Another HHS study cites the immobilizing effect of the car. A report on the increased rate of obesity in America (from 1 in 8 in 1991 to 1 in 5 last year) shows the biggest increase–67.2 percent–in the South, with a hefty 101.8 percent gain in Georgia. The cause: not grits, cars. Atlanta’s sprawl keeps people sitting in their cars for hours, encouraging them to eat fatty fast food and run down kids who, bloated and logy from their indoor lifestyle, bike-less and slow, staggering along on foot, slowed by 35-pound backpacks, make easy targets and a sickening sort of “squish” sound. It’s like dodge ball, but with an actual Dodge.
Screech of Bats and Brakes Answer
On Halloween, kids are four times as likely to be fatally struck by a car. Trick? Treat? The study is a little vague in its conclusions.

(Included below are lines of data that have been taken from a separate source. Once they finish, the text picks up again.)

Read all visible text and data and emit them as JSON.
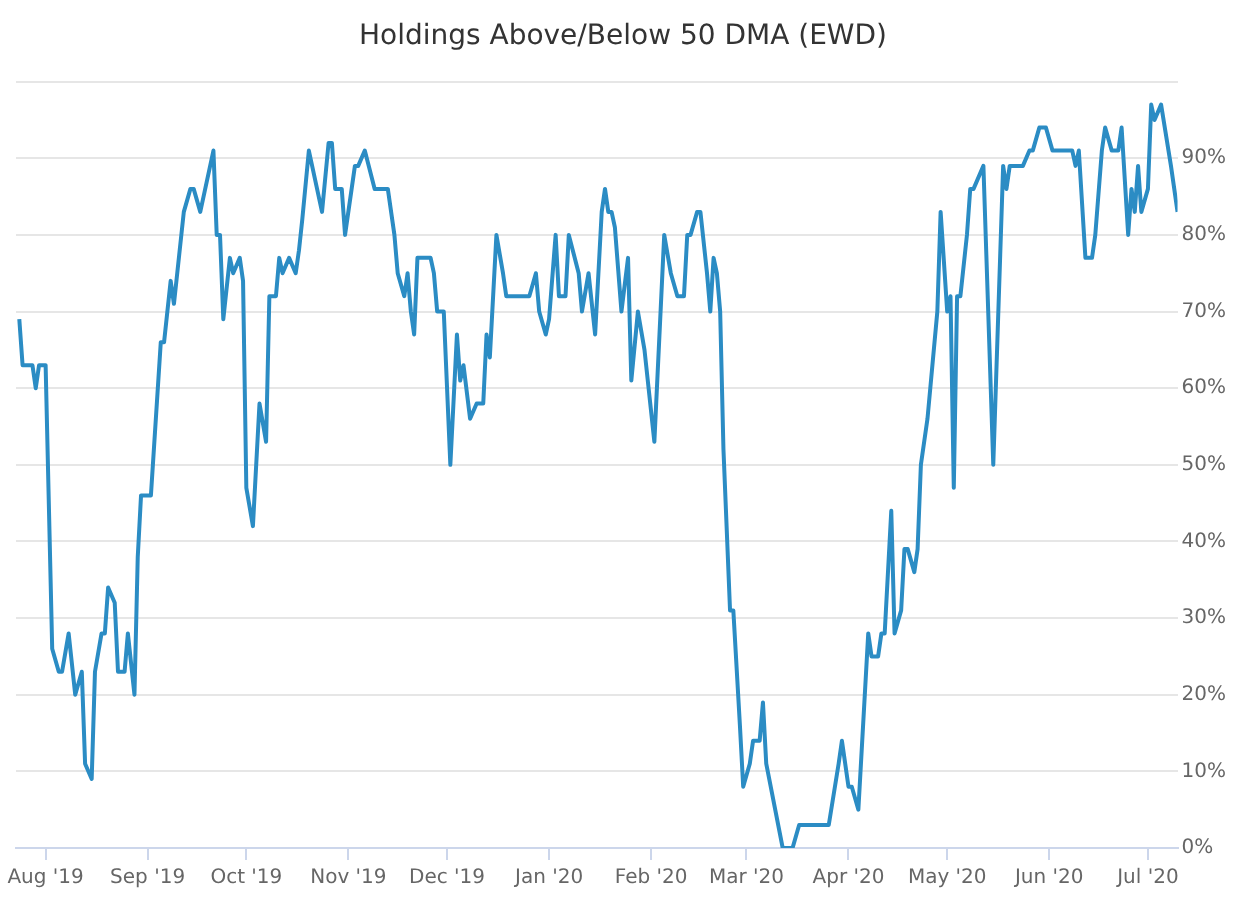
{
  "chart_data": {
    "type": "line",
    "title": "Holdings Above/Below 50 DMA (EWD)",
    "x": [
      "2019-07-24",
      "2019-07-25",
      "2019-07-28",
      "2019-07-29",
      "2019-07-30",
      "2019-08-01",
      "2019-08-03",
      "2019-08-05",
      "2019-08-06",
      "2019-08-08",
      "2019-08-10",
      "2019-08-12",
      "2019-08-13",
      "2019-08-15",
      "2019-08-16",
      "2019-08-18",
      "2019-08-19",
      "2019-08-20",
      "2019-08-22",
      "2019-08-23",
      "2019-08-25",
      "2019-08-26",
      "2019-08-28",
      "2019-08-29",
      "2019-08-30",
      "2019-09-02",
      "2019-09-05",
      "2019-09-06",
      "2019-09-08",
      "2019-09-09",
      "2019-09-12",
      "2019-09-14",
      "2019-09-15",
      "2019-09-17",
      "2019-09-21",
      "2019-09-22",
      "2019-09-23",
      "2019-09-24",
      "2019-09-26",
      "2019-09-27",
      "2019-09-29",
      "2019-09-30",
      "2019-10-01",
      "2019-10-03",
      "2019-10-05",
      "2019-10-07",
      "2019-10-08",
      "2019-10-10",
      "2019-10-11",
      "2019-10-12",
      "2019-10-14",
      "2019-10-16",
      "2019-10-17",
      "2019-10-18",
      "2019-10-20",
      "2019-10-24",
      "2019-10-26",
      "2019-10-27",
      "2019-10-28",
      "2019-10-30",
      "2019-10-31",
      "2019-11-02",
      "2019-11-03",
      "2019-11-04",
      "2019-11-06",
      "2019-11-09",
      "2019-11-13",
      "2019-11-15",
      "2019-11-16",
      "2019-11-18",
      "2019-11-19",
      "2019-11-20",
      "2019-11-21",
      "2019-11-22",
      "2019-11-26",
      "2019-11-27",
      "2019-11-28",
      "2019-11-30",
      "2019-12-02",
      "2019-12-04",
      "2019-12-05",
      "2019-12-06",
      "2019-12-08",
      "2019-12-10",
      "2019-12-12",
      "2019-12-13",
      "2019-12-14",
      "2019-12-16",
      "2019-12-18",
      "2019-12-19",
      "2019-12-26",
      "2019-12-28",
      "2019-12-29",
      "2019-12-31",
      "2020-01-01",
      "2020-01-03",
      "2020-01-04",
      "2020-01-06",
      "2020-01-07",
      "2020-01-10",
      "2020-01-11",
      "2020-01-13",
      "2020-01-15",
      "2020-01-17",
      "2020-01-18",
      "2020-01-19",
      "2020-01-20",
      "2020-01-21",
      "2020-01-23",
      "2020-01-25",
      "2020-01-26",
      "2020-01-28",
      "2020-01-30",
      "2020-02-02",
      "2020-02-05",
      "2020-02-07",
      "2020-02-09",
      "2020-02-11",
      "2020-02-12",
      "2020-02-13",
      "2020-02-15",
      "2020-02-16",
      "2020-02-18",
      "2020-02-19",
      "2020-02-20",
      "2020-02-21",
      "2020-02-22",
      "2020-02-23",
      "2020-02-25",
      "2020-02-26",
      "2020-02-28",
      "2020-02-29",
      "2020-03-02",
      "2020-03-03",
      "2020-03-05",
      "2020-03-06",
      "2020-03-07",
      "2020-03-12",
      "2020-03-15",
      "2020-03-17",
      "2020-03-26",
      "2020-03-29",
      "2020-03-30",
      "2020-04-01",
      "2020-04-02",
      "2020-04-04",
      "2020-04-07",
      "2020-04-08",
      "2020-04-10",
      "2020-04-11",
      "2020-04-12",
      "2020-04-14",
      "2020-04-15",
      "2020-04-17",
      "2020-04-18",
      "2020-04-19",
      "2020-04-21",
      "2020-04-22",
      "2020-04-23",
      "2020-04-25",
      "2020-04-28",
      "2020-04-29",
      "2020-05-01",
      "2020-05-02",
      "2020-05-03",
      "2020-05-04",
      "2020-05-05",
      "2020-05-07",
      "2020-05-08",
      "2020-05-09",
      "2020-05-12",
      "2020-05-15",
      "2020-05-18",
      "2020-05-19",
      "2020-05-20",
      "2020-05-24",
      "2020-05-26",
      "2020-05-27",
      "2020-05-29",
      "2020-05-31",
      "2020-06-02",
      "2020-06-08",
      "2020-06-09",
      "2020-06-10",
      "2020-06-12",
      "2020-06-14",
      "2020-06-15",
      "2020-06-17",
      "2020-06-18",
      "2020-06-20",
      "2020-06-22",
      "2020-06-23",
      "2020-06-25",
      "2020-06-26",
      "2020-06-27",
      "2020-06-28",
      "2020-06-29",
      "2020-07-01",
      "2020-07-02",
      "2020-07-03",
      "2020-07-05",
      "2020-07-08",
      "2020-07-09",
      "2020-07-10"
    ],
    "series": [
      {
        "color": "#2b8cc4",
        "values": [
          69,
          63,
          63,
          60,
          63,
          63,
          26,
          23,
          23,
          28,
          20,
          23,
          11,
          9,
          23,
          28,
          28,
          34,
          32,
          23,
          23,
          28,
          20,
          38,
          46,
          46,
          66,
          66,
          74,
          71,
          83,
          86,
          86,
          83,
          91,
          80,
          80,
          69,
          77,
          75,
          77,
          74,
          47,
          42,
          58,
          53,
          72,
          72,
          77,
          75,
          77,
          75,
          78,
          82,
          91,
          83,
          92,
          92,
          86,
          86,
          80,
          86,
          89,
          89,
          91,
          86,
          86,
          80,
          75,
          72,
          75,
          70,
          67,
          77,
          77,
          75,
          70,
          70,
          50,
          67,
          61,
          63,
          56,
          58,
          58,
          67,
          64,
          80,
          75,
          72,
          72,
          75,
          70,
          67,
          69,
          80,
          72,
          72,
          80,
          75,
          70,
          75,
          67,
          83,
          86,
          83,
          83,
          81,
          70,
          77,
          61,
          70,
          65,
          53,
          80,
          75,
          72,
          72,
          80,
          80,
          83,
          83,
          75,
          70,
          77,
          75,
          70,
          52,
          31,
          31,
          16,
          8,
          11,
          14,
          14,
          19,
          11,
          0,
          0,
          3,
          3,
          11,
          14,
          8,
          8,
          5,
          28,
          25,
          25,
          28,
          28,
          44,
          28,
          31,
          39,
          39,
          36,
          39,
          50,
          56,
          70,
          83,
          70,
          72,
          47,
          72,
          72,
          80,
          86,
          86,
          89,
          50,
          89,
          86,
          89,
          89,
          91,
          91,
          94,
          94,
          91,
          91,
          89,
          91,
          77,
          77,
          80,
          91,
          94,
          91,
          91,
          94,
          80,
          86,
          83,
          89,
          83,
          86,
          97,
          95,
          97,
          89,
          86,
          83
        ]
      }
    ],
    "xlim": [
      "2019-07-23",
      "2020-07-10"
    ],
    "xticks": [
      {
        "value": "2019-08-01",
        "label": "Aug '19"
      },
      {
        "value": "2019-09-01",
        "label": "Sep '19"
      },
      {
        "value": "2019-10-01",
        "label": "Oct '19"
      },
      {
        "value": "2019-11-01",
        "label": "Nov '19"
      },
      {
        "value": "2019-12-01",
        "label": "Dec '19"
      },
      {
        "value": "2020-01-01",
        "label": "Jan '20"
      },
      {
        "value": "2020-02-01",
        "label": "Feb '20"
      },
      {
        "value": "2020-03-01",
        "label": "Mar '20"
      },
      {
        "value": "2020-04-01",
        "label": "Apr '20"
      },
      {
        "value": "2020-05-01",
        "label": "May '20"
      },
      {
        "value": "2020-06-01",
        "label": "Jun '20"
      },
      {
        "value": "2020-07-01",
        "label": "Jul '20"
      }
    ],
    "ylim": [
      0,
      100
    ],
    "yticks": [
      {
        "value": 0,
        "label": "0%"
      },
      {
        "value": 10,
        "label": "10%"
      },
      {
        "value": 20,
        "label": "20%"
      },
      {
        "value": 30,
        "label": "30%"
      },
      {
        "value": 40,
        "label": "40%"
      },
      {
        "value": 50,
        "label": "50%"
      },
      {
        "value": 60,
        "label": "60%"
      },
      {
        "value": 70,
        "label": "70%"
      },
      {
        "value": 80,
        "label": "80%"
      },
      {
        "value": 90,
        "label": "90%"
      },
      {
        "value": 100,
        "label": null
      }
    ],
    "grid": "y",
    "legend": false,
    "marker": "none",
    "line_style": "solid"
  }
}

Get It off Your Chest Extra
I give the expression of dismay; you give its object.
1. “Shock, horror, disappointment.”
2. “There are phenomenal shenanigans and accusations.”
3. “They’re full of blackish, horizontal lines and some have worms in them.”

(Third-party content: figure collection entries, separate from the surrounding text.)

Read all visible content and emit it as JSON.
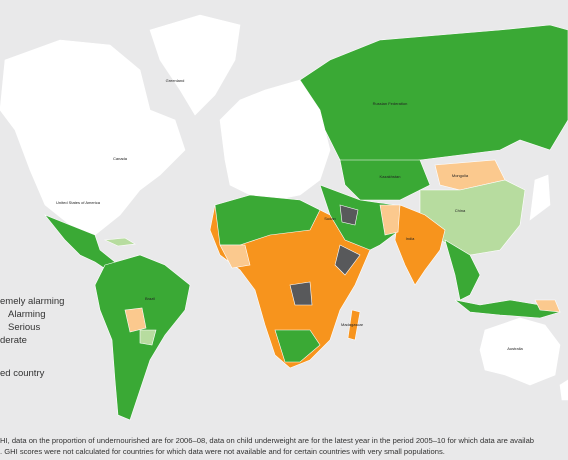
{
  "legend": {
    "items": [
      "emely alarming",
      "Alarming",
      "Serious",
      "derate",
      "ed country"
    ]
  },
  "labels": [
    "Greenland",
    "Canada",
    "United States of America",
    "Russian Federation",
    "Kazakhstan",
    "Mongolia",
    "China",
    "India",
    "Brazil",
    "Australia",
    "Sudan",
    "Madagascar"
  ],
  "footnote": [
    "HI, data on the proportion of undernourished are for 2006–08, data on child underweight are for the latest year in the period 2005–10 for which data are availab",
    ". GHI scores were not calculated for countries for which data were not available and for certain countries with very small populations."
  ]
}
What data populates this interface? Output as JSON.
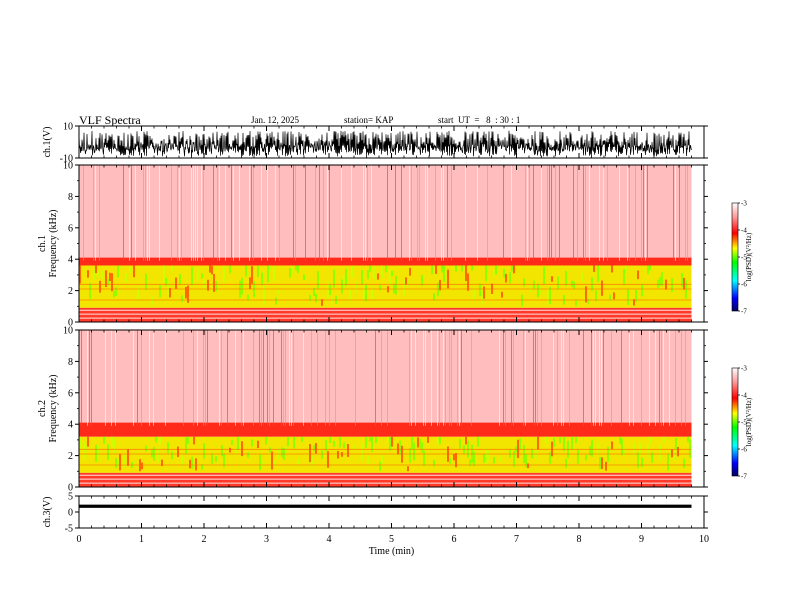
{
  "header": {
    "title": "VLF Spectra",
    "date": "Jan. 12, 2025",
    "station": "station= KAP",
    "start_ut": "start  UT  =   8  : 30 : 1"
  },
  "colors": {
    "low": "#1414a0",
    "mid_low": "#00c8ff",
    "mid": "#00ff00",
    "mid_high": "#ffff00",
    "high": "#ff0000",
    "max": "#ffffff"
  },
  "chart_data": [
    {
      "type": "line",
      "name": "ch1-waveform",
      "ylabel": "ch.1(V)",
      "ylim": [
        -10,
        10
      ],
      "y_ticks": [
        "10",
        "-10"
      ],
      "x_range": [
        0,
        9.8
      ]
    },
    {
      "type": "heatmap",
      "name": "ch1-spectrogram",
      "ylabel": "ch.1\nFrequency (kHz)",
      "ylim": [
        0,
        10
      ],
      "y_ticks": [
        "0",
        "2",
        "4",
        "6",
        "8",
        "10"
      ],
      "colorbar": {
        "label": "log(PSD)(V²/Hz)",
        "range": [
          -7,
          -3
        ],
        "ticks": [
          "-3",
          "-4",
          "-5",
          "-6",
          "-7"
        ]
      }
    },
    {
      "type": "heatmap",
      "name": "ch2-spectrogram",
      "ylabel": "ch.2\nFrequency (kHz)",
      "ylim": [
        0,
        10
      ],
      "y_ticks": [
        "0",
        "2",
        "4",
        "6",
        "8",
        "10"
      ],
      "colorbar": {
        "label": "log(PSD)(V²/Hz)",
        "range": [
          -7,
          -3
        ],
        "ticks": [
          "-3",
          "-4",
          "-5",
          "-6",
          "-7"
        ]
      }
    },
    {
      "type": "line",
      "name": "ch3-waveform",
      "ylabel": "ch.3(V)",
      "ylim": [
        -5,
        5
      ],
      "y_ticks": [
        "5",
        "0",
        "-5"
      ]
    }
  ],
  "x_axis": {
    "label": "Time  (min)",
    "range": [
      0,
      10
    ],
    "ticks": [
      "0",
      "1",
      "2",
      "3",
      "4",
      "5",
      "6",
      "7",
      "8",
      "9",
      "10"
    ]
  }
}
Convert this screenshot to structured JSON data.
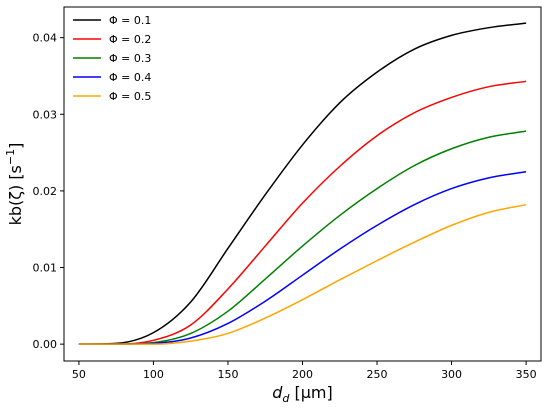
{
  "chart_data": {
    "type": "line",
    "xlabel_main": "d",
    "xlabel_sub": "d",
    "xlabel_unit": " [μm]",
    "ylabel_main": "kb(ζ) [s",
    "ylabel_sup": "−1",
    "ylabel_end": "]",
    "xlim": [
      40,
      360
    ],
    "ylim": [
      -0.0022,
      0.044
    ],
    "xticks": [
      50,
      100,
      150,
      200,
      250,
      300,
      350
    ],
    "xtick_labels": [
      "50",
      "100",
      "150",
      "200",
      "250",
      "300",
      "350"
    ],
    "yticks": [
      0.0,
      0.01,
      0.02,
      0.03,
      0.04
    ],
    "ytick_labels": [
      "0.00",
      "0.01",
      "0.02",
      "0.03",
      "0.04"
    ],
    "grid": false,
    "legend_position": "top-left",
    "x": [
      50,
      75,
      100,
      125,
      150,
      175,
      200,
      225,
      250,
      275,
      300,
      325,
      350
    ],
    "series": [
      {
        "name": "Φ = 0.1",
        "color": "#000000",
        "values": [
          0.0,
          0.0001,
          0.0015,
          0.0055,
          0.0125,
          0.0195,
          0.026,
          0.0315,
          0.0355,
          0.0385,
          0.0403,
          0.0413,
          0.0419
        ]
      },
      {
        "name": "Φ = 0.2",
        "color": "#ff0000",
        "values": [
          0.0,
          0.0,
          0.0005,
          0.0025,
          0.0072,
          0.0128,
          0.0184,
          0.0232,
          0.0272,
          0.0302,
          0.0322,
          0.0336,
          0.0343
        ]
      },
      {
        "name": "Φ = 0.3",
        "color": "#008000",
        "values": [
          0.0,
          0.0,
          0.0002,
          0.0014,
          0.0043,
          0.0085,
          0.0128,
          0.0168,
          0.0203,
          0.0233,
          0.0255,
          0.027,
          0.0278
        ]
      },
      {
        "name": "Φ = 0.4",
        "color": "#0000ff",
        "values": [
          0.0,
          0.0,
          0.0001,
          0.0008,
          0.0027,
          0.0056,
          0.009,
          0.0124,
          0.0155,
          0.0182,
          0.0203,
          0.0217,
          0.0225
        ]
      },
      {
        "name": "Φ = 0.5",
        "color": "#ffa500",
        "values": [
          0.0,
          0.0,
          0.0,
          0.0004,
          0.0014,
          0.0034,
          0.0058,
          0.0084,
          0.0109,
          0.0133,
          0.0155,
          0.0172,
          0.0182
        ]
      }
    ]
  }
}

4. “So fat and windy that they sit, with some exceptions, like hefty neglected lumps.”
5. “It’s another reason to move to Sweden.”
1. Russ Johnson, amateur pinball historian, reacts to the news that WMS Industries is shutting down its assembly line, leaving Stern Pinball as the last manufacturer of the beloved game. (But go ahead and make up an Atlanta Braves joke if you like.)
2. Bohdan Krawchenko, a Ukrainian democratic activist, is dismayed at his country’s rigged presidential elections. (Note to translator: What is Ukrainian for “shenanigans”?)
3. A Fox executive is disappointed with the way their new shows look on television. No, wait. I’m wrong. It’s a letter-writer to the New York Times who’s having trouble with his organic carrots. (Probable cause: The “wonderful world of the carrot rust fly.” Prognosis: excellent.)
4. A U.S. senator is disgusted by his colleagues. Or perhaps Times columnist Martin Arnold thinks a lot of books are just too darned big. (And on a personal note, it’s just so sad when any lump is neglected. I think that’s the message of that new Meryl Streep movie where she plays a heroic violin teacher.)
5. Another American has had it with his HMO. Or an unnamed beverage industry executive hates Coca-Cola’s plan to put temperature sensors in its vending machines to automatically raise the price of a Coke on hot days. (But he wasn’t so snippy about my plan to affix temperature sensors to Meryl Streep.)